Bernie's fight for this kind of housing didn't end there. In 2001:
CONGRESSWOMAN BARBARA LEE INTRODUCES LEGISLATION FOR A NATIONAL AFFORDABLE HOUSING TRUST FUND
https://lee.house.gov/news/press-releases/congresswoman-barbara-lee-introduces-legislation-for-a-national-affordable
The tri-partisan National Housing Trust Fund Act is co-sponsored by Bernie Sanders (I-VT) and John McHugh (R-NY).


And they finally got it:
http://nlihc.org/issues/nhtf
The National Housing Trust Fund was established as a provision of the Housing and Economic Recovery Act of 2008, which was signed into law by President George W. Bush. The passage of National Housing Trust Fund legislation is a major victory for low income housing advocates and the lowest income people in our country with the most serious needs.


That's a stark difference between the two candidates. Bernie had vision and solved the problem for his constituents. Hillary got some video of her trying to stop the greed problem by the people who fund her - long after the point when it was way too late.

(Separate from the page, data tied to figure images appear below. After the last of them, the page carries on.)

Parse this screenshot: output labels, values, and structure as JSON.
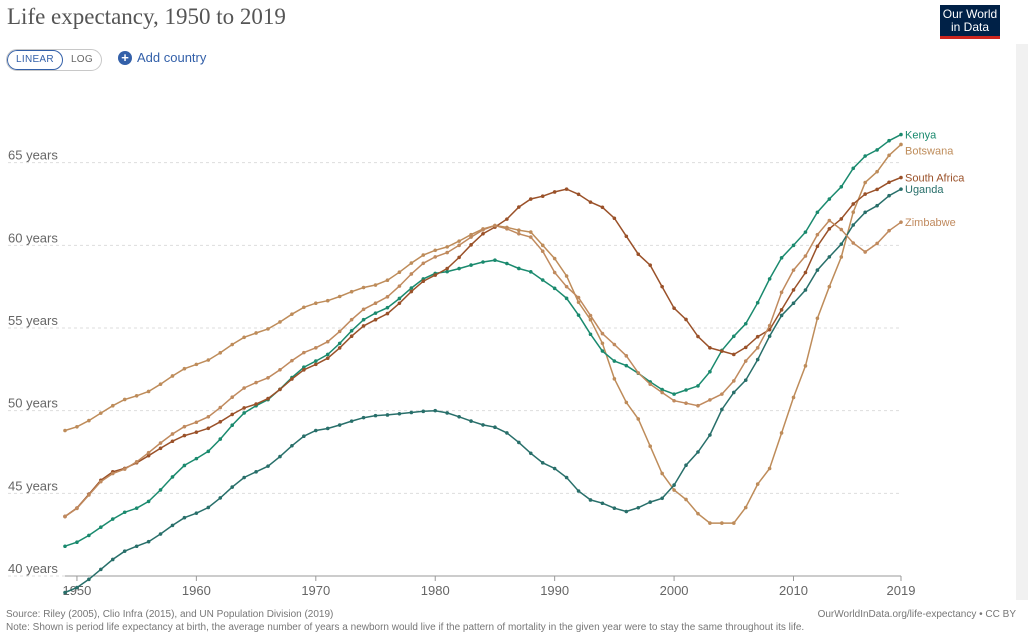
{
  "header": {
    "title": "Life expectancy, 1950 to 2019",
    "logo_line1": "Our World",
    "logo_line2": "in Data"
  },
  "controls": {
    "linear_label": "LINEAR",
    "log_label": "LOG",
    "add_country_label": "Add country"
  },
  "footer": {
    "source": "Source: Riley (2005), Clio Infra (2015), and UN Population Division (2019)",
    "link": "OurWorldInData.org/life-expectancy • CC BY",
    "note": "Note: Shown is period life expectancy at birth, the average number of years a newborn would live if the pattern of mortality in the given year were to stay the same throughout its life."
  },
  "chart_data": {
    "type": "line",
    "title": "Life expectancy, 1950 to 2019",
    "xlim": [
      1949,
      2019
    ],
    "ylim": [
      40,
      70
    ],
    "x_ticks": [
      {
        "value": 1950,
        "label": "1950"
      },
      {
        "value": 1960,
        "label": "1960"
      },
      {
        "value": 1970,
        "label": "1970"
      },
      {
        "value": 1980,
        "label": "1980"
      },
      {
        "value": 1990,
        "label": "1990"
      },
      {
        "value": 2000,
        "label": "2000"
      },
      {
        "value": 2010,
        "label": "2010"
      },
      {
        "value": 2019,
        "label": "2019"
      }
    ],
    "y_ticks": [
      {
        "value": 40,
        "label": "40 years"
      },
      {
        "value": 45,
        "label": "45 years"
      },
      {
        "value": 50,
        "label": "50 years"
      },
      {
        "value": 55,
        "label": "55 years"
      },
      {
        "value": 60,
        "label": "60 years"
      },
      {
        "value": 65,
        "label": "65 years"
      }
    ],
    "grid": true,
    "legend": "line-end labels",
    "series": [
      {
        "name": "Botswana",
        "color": "#be8c5a",
        "points": [
          [
            1949,
            48.8
          ],
          [
            1955,
            50.9
          ],
          [
            1960,
            52.8
          ],
          [
            1965,
            54.7
          ],
          [
            1970,
            56.5
          ],
          [
            1975,
            57.6
          ],
          [
            1980,
            59.7
          ],
          [
            1985,
            61.2
          ],
          [
            1988,
            60.8
          ],
          [
            1990,
            59.2
          ],
          [
            1993,
            55.5
          ],
          [
            1996,
            50.5
          ],
          [
            2000,
            45.2
          ],
          [
            2003,
            43.2
          ],
          [
            2005,
            43.2
          ],
          [
            2008,
            46.5
          ],
          [
            2010,
            50.8
          ],
          [
            2013,
            57.5
          ],
          [
            2016,
            63.8
          ],
          [
            2019,
            66.1
          ]
        ]
      },
      {
        "name": "Kenya",
        "color": "#1a8a6e",
        "points": [
          [
            1949,
            41.8
          ],
          [
            1955,
            44.1
          ],
          [
            1960,
            47.1
          ],
          [
            1965,
            50.3
          ],
          [
            1970,
            53.0
          ],
          [
            1975,
            55.9
          ],
          [
            1980,
            58.3
          ],
          [
            1985,
            59.1
          ],
          [
            1988,
            58.4
          ],
          [
            1990,
            57.4
          ],
          [
            1995,
            53.0
          ],
          [
            2000,
            51.0
          ],
          [
            2002,
            51.5
          ],
          [
            2005,
            54.5
          ],
          [
            2010,
            60.0
          ],
          [
            2013,
            62.8
          ],
          [
            2016,
            65.4
          ],
          [
            2019,
            66.7
          ]
        ]
      },
      {
        "name": "South Africa",
        "color": "#9a5129",
        "points": [
          [
            1949,
            43.6
          ],
          [
            1953,
            46.3
          ],
          [
            1960,
            48.7
          ],
          [
            1965,
            50.4
          ],
          [
            1970,
            52.8
          ],
          [
            1975,
            55.5
          ],
          [
            1980,
            58.2
          ],
          [
            1985,
            61.1
          ],
          [
            1988,
            62.8
          ],
          [
            1991,
            63.4
          ],
          [
            1994,
            62.3
          ],
          [
            1998,
            58.8
          ],
          [
            2000,
            56.2
          ],
          [
            2003,
            53.8
          ],
          [
            2005,
            53.4
          ],
          [
            2008,
            54.9
          ],
          [
            2010,
            57.3
          ],
          [
            2013,
            61.0
          ],
          [
            2016,
            63.1
          ],
          [
            2019,
            64.1
          ]
        ]
      },
      {
        "name": "Uganda",
        "color": "#286f6a",
        "points": [
          [
            1949,
            39.0
          ],
          [
            1955,
            41.8
          ],
          [
            1960,
            43.8
          ],
          [
            1965,
            46.3
          ],
          [
            1970,
            48.8
          ],
          [
            1975,
            49.7
          ],
          [
            1980,
            50.0
          ],
          [
            1985,
            49.0
          ],
          [
            1990,
            46.5
          ],
          [
            1993,
            44.6
          ],
          [
            1996,
            43.9
          ],
          [
            1999,
            44.7
          ],
          [
            2002,
            47.5
          ],
          [
            2005,
            51.1
          ],
          [
            2010,
            56.5
          ],
          [
            2013,
            59.3
          ],
          [
            2016,
            62.0
          ],
          [
            2019,
            63.4
          ]
        ]
      },
      {
        "name": "Zimbabwe",
        "color": "#c08a5e",
        "points": [
          [
            1949,
            43.6
          ],
          [
            1953,
            46.2
          ],
          [
            1960,
            49.3
          ],
          [
            1965,
            51.7
          ],
          [
            1970,
            53.8
          ],
          [
            1975,
            56.5
          ],
          [
            1980,
            59.3
          ],
          [
            1985,
            61.2
          ],
          [
            1988,
            60.5
          ],
          [
            1991,
            57.5
          ],
          [
            1995,
            54.0
          ],
          [
            1998,
            51.6
          ],
          [
            2000,
            50.6
          ],
          [
            2002,
            50.3
          ],
          [
            2004,
            51.0
          ],
          [
            2007,
            53.8
          ],
          [
            2010,
            58.5
          ],
          [
            2013,
            61.5
          ],
          [
            2016,
            59.6
          ],
          [
            2019,
            61.4
          ]
        ]
      }
    ]
  }
}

As human beings, to me, the difference between them is night and day. Bernie's honest and he sincerely cares to do good things for the people he represents - particularly the poor or disadvantaged. Hillary is not honest and is like the kid in school who liked to run the United Way program - not so much because of the good it would do for others but because of the good it would do for her when others take notice of her.

Hillary wants to be the first woman president. Bernie wants a bunch of bad crap to stop happening to the people around him.

The differences cut right to the core of who they have been as people all their lives and why they have done what they have done all their lives. Hillary represents American aristocracy and the power and entitlement of the wealthy. Bernie represents the proletariat, working and middle class who have been getting the short end of the stick for the last number of decades.

If you're part of the American aristocracy, you should vote for her. She has your best interests at heart. But if not, you ought to look closer at what Bernie is really about because the heavy odds are, in some way, he's either got your back or he's in your corner.